Le Naqab est une pièce-clef du puzzle de l’apartheid israélien

Par Ahmed Abu Artema, le 23 février 2022

Les forces armées israéliennes capturent un jeune Palestinien lors d’une manifestation contre un projet de boisement du Fonds National Juif, qui chasserait des Bédouins de leur terre dans le Naqab, près du village de Sawa al-Arash, le 13 janvier 2022. Oren ZivActiveStills

Le 1er de ce mois, Amnesty International a publié un rapport qui déclarait qu’Israël est un régime d’apartheid.

Que les Palestiniens vivent dans Gaza assiégée, à Jérusalem Est et dans le reste de la Cisjordanie occupée ou en Israël-même, Israël les traite comme un groupe racial inférieur et les prive de leurs droits.

Le rapport a mis en lumière la région du sud Naqab (Néguev) comme « exemple de premier plan » de la politique de longue date israélienne d’appropriation de la terre et des ressources palestinienne au bénéfice des Israéliens juifs.

Quelques semaines avant la publication du rapport d’Amnesty, des Bédouins palestiniens du Naqab avaient mené une been résistance à de nouvelles tentatives israéliennes d’exproprier de vastes pans de terre sous prétexte de reforestation.

Le mois dernier, les forces armées israéliennes ont réprimé des manifestants, tirant des balles enrobées de caoutchouc, balançant des grenades lacrymogènes et utilisant des drones.

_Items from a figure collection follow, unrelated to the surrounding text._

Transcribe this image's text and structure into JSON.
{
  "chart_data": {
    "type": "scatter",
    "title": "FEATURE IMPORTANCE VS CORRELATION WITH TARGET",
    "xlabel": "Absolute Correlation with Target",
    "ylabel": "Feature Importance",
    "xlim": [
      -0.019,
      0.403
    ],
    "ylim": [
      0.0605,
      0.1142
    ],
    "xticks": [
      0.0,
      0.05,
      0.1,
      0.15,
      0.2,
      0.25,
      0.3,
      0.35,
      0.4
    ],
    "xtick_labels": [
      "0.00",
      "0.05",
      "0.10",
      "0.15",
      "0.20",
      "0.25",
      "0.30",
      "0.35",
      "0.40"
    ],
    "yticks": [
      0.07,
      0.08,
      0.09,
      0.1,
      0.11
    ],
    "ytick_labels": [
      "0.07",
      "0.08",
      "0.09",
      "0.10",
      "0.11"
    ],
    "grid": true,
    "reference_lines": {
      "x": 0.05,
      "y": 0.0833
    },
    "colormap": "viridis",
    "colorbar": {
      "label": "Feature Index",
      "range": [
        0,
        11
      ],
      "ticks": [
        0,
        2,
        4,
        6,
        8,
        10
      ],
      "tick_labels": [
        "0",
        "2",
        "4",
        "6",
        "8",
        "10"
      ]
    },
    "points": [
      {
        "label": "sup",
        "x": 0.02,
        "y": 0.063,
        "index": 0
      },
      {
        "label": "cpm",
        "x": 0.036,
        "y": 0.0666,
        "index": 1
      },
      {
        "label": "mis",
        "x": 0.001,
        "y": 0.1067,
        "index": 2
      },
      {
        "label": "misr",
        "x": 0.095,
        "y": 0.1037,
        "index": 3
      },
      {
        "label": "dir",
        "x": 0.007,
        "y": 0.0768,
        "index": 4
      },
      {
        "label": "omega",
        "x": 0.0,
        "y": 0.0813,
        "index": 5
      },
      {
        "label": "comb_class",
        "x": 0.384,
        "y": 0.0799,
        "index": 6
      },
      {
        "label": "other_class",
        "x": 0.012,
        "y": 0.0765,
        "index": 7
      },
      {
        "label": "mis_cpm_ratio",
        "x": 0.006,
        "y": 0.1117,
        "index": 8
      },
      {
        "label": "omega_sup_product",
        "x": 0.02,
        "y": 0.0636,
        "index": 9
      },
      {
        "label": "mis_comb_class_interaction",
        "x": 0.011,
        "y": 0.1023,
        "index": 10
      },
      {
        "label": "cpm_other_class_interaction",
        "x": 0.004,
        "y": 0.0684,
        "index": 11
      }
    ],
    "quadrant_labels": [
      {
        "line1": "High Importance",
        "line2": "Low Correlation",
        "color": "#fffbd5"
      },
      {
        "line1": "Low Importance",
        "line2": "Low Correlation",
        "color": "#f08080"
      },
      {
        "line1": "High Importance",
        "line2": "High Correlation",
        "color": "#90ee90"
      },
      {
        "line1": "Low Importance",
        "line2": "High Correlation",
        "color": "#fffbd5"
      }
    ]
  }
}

Des dizaines de Palestiniens ont été blessés et les autorités israéliennes sont dites avoir arrêté plus de 80 personnes.

La police israélienne a aussi tiré des balles métalliques recouvertes d’éponge contre les manifestants, d’après Haaretz.

Un adolescent palestinien qui passait à côté de la manifestation a perdu un œil à cause d’un tir de la police.

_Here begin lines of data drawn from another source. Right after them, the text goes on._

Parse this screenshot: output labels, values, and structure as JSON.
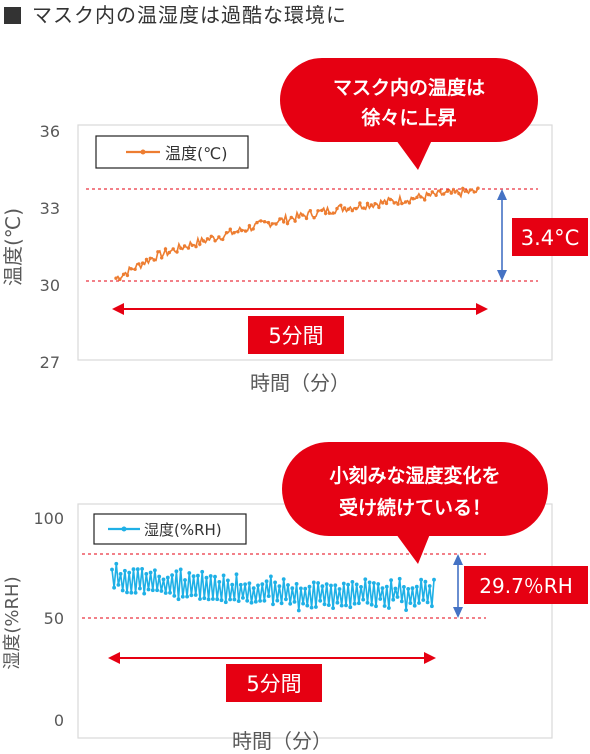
{
  "heading": "マスク内の温湿度は過酷な環境に",
  "chart_data": [
    {
      "type": "line",
      "ylabel": "温度(℃)",
      "xlabel": "時間（分）",
      "ylim": [
        27,
        36
      ],
      "yticks": [
        36,
        33,
        30,
        27
      ],
      "grid": false,
      "legend_position": "top-left",
      "series": [
        {
          "name": "温度(℃)",
          "color": "#ed7d31",
          "x_minutes": [
            0,
            0.5,
            1,
            1.5,
            2,
            2.5,
            3,
            3.5,
            4,
            4.5,
            5
          ],
          "values": [
            30.1,
            30.9,
            31.4,
            31.8,
            32.2,
            32.5,
            32.8,
            33.0,
            33.2,
            33.4,
            33.5
          ]
        }
      ],
      "reference_lines": [
        30.1,
        33.5
      ],
      "span_label": "5分間",
      "delta_label": "3.4°C",
      "callout": [
        "マスク内の温度は",
        "徐々に上昇"
      ]
    },
    {
      "type": "line",
      "ylabel": "湿度(%RH)",
      "xlabel": "時間（分）",
      "ylim": [
        0,
        100
      ],
      "yticks": [
        100,
        50,
        0
      ],
      "grid": false,
      "legend_position": "top-left",
      "series": [
        {
          "name": "湿度(%RH)",
          "color": "#1fb0e6",
          "x_minutes": [
            0,
            0.5,
            1,
            1.5,
            2,
            2.5,
            3,
            3.5,
            4,
            4.5,
            5
          ],
          "values": [
            70,
            69,
            67,
            66,
            64,
            63,
            62,
            62,
            63,
            63,
            62
          ],
          "swing": 7
        }
      ],
      "reference_lines": [
        50.8,
        80.5
      ],
      "span_label": "5分間",
      "delta_label": "29.7％RH",
      "callout": [
        "小刻みな湿度変化を",
        "受け続けている！"
      ]
    }
  ],
  "colors": {
    "callout_red": "#e60012",
    "guide_red": "#e60012",
    "arrow_blue": "#4472c4",
    "axis_text": "#595959"
  }
}
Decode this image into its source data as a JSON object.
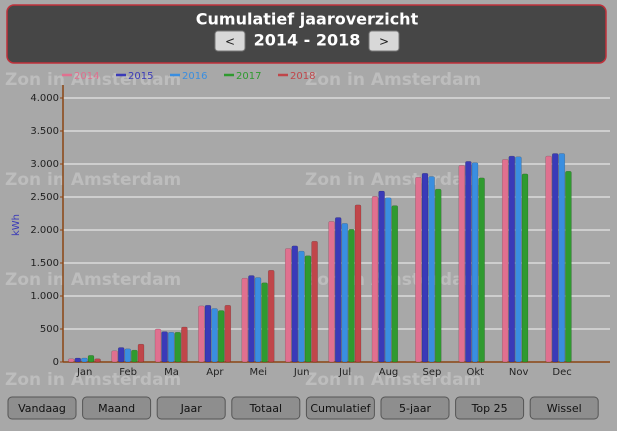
{
  "header": {
    "title": "Cumulatief jaaroverzicht",
    "period": "2014 - 2018",
    "prev": "<",
    "next": ">"
  },
  "watermark": "Zon in Amsterdam",
  "buttons": [
    "Vandaag",
    "Maand",
    "Jaar",
    "Totaal",
    "Cumulatief",
    "5-jaar",
    "Top 25",
    "Wissel"
  ],
  "chart_data": {
    "type": "bar",
    "y_label": "kWh",
    "categories": [
      "Jan",
      "Feb",
      "Ma",
      "Apr",
      "Mei",
      "Jun",
      "Jul",
      "Aug",
      "Sep",
      "Okt",
      "Nov",
      "Dec"
    ],
    "series": [
      {
        "name": "2014",
        "color": "#e0708f",
        "values": [
          50,
          170,
          500,
          850,
          1270,
          1720,
          2130,
          2510,
          2800,
          2980,
          3070,
          3120
        ]
      },
      {
        "name": "2015",
        "color": "#3a3ab8",
        "values": [
          60,
          220,
          460,
          860,
          1310,
          1760,
          2190,
          2590,
          2860,
          3040,
          3120,
          3160
        ]
      },
      {
        "name": "2016",
        "color": "#3a8ee0",
        "values": [
          60,
          200,
          450,
          810,
          1280,
          1680,
          2100,
          2490,
          2810,
          3020,
          3110,
          3160
        ]
      },
      {
        "name": "2017",
        "color": "#2f9a2f",
        "values": [
          100,
          180,
          450,
          780,
          1200,
          1610,
          2010,
          2370,
          2620,
          2790,
          2850,
          2890
        ]
      },
      {
        "name": "2018",
        "color": "#c0464a",
        "values": [
          50,
          270,
          530,
          860,
          1390,
          1830,
          2380,
          null,
          null,
          null,
          null,
          null
        ]
      }
    ],
    "ylim": [
      0,
      4000
    ],
    "yticks": [
      0,
      500,
      {
        "value": 1000,
        "label": "1.000"
      },
      {
        "value": 1500,
        "label": "1.500"
      },
      {
        "value": 2000,
        "label": "2.000"
      },
      {
        "value": 2500,
        "label": "2.500"
      },
      {
        "value": 3000,
        "label": "3.000"
      },
      {
        "value": 3500,
        "label": "3.500"
      },
      {
        "value": 4000,
        "label": "4.000"
      }
    ],
    "grid": true
  }
}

Le Fonds National Juif et l’Administration des Terres d’Israël cherchent à exproprier plus de 11 000 acres (4 451,5 ha) de terre palestinienne pour planter des arbres, selon Al Jazeera.

Les Bédouins palestiniens savent qu’Israël utilise depuis longtemps le « reboisement » comme moyen de se saisir de la terre dans le Naqab et ailleurs et pour cacher les points de repère et les ruines de villages palestiniens après qu’Israël les a détruits et procédé au nettoyage ethnique.

C’est la méthode par laquelle Israël signe son effacement de toutes traces de ses crimes.

Judaïsation du Naqab

Israël a adopté diverses politiques pour “« judaïser » le Naqab depuis 1948, principalement en désignant de vastes étendues comme réserves naturelles et comme zones industrielles ou zones de tir militaires autour des villages bédouins, ainsi que l’a noté Amnesty.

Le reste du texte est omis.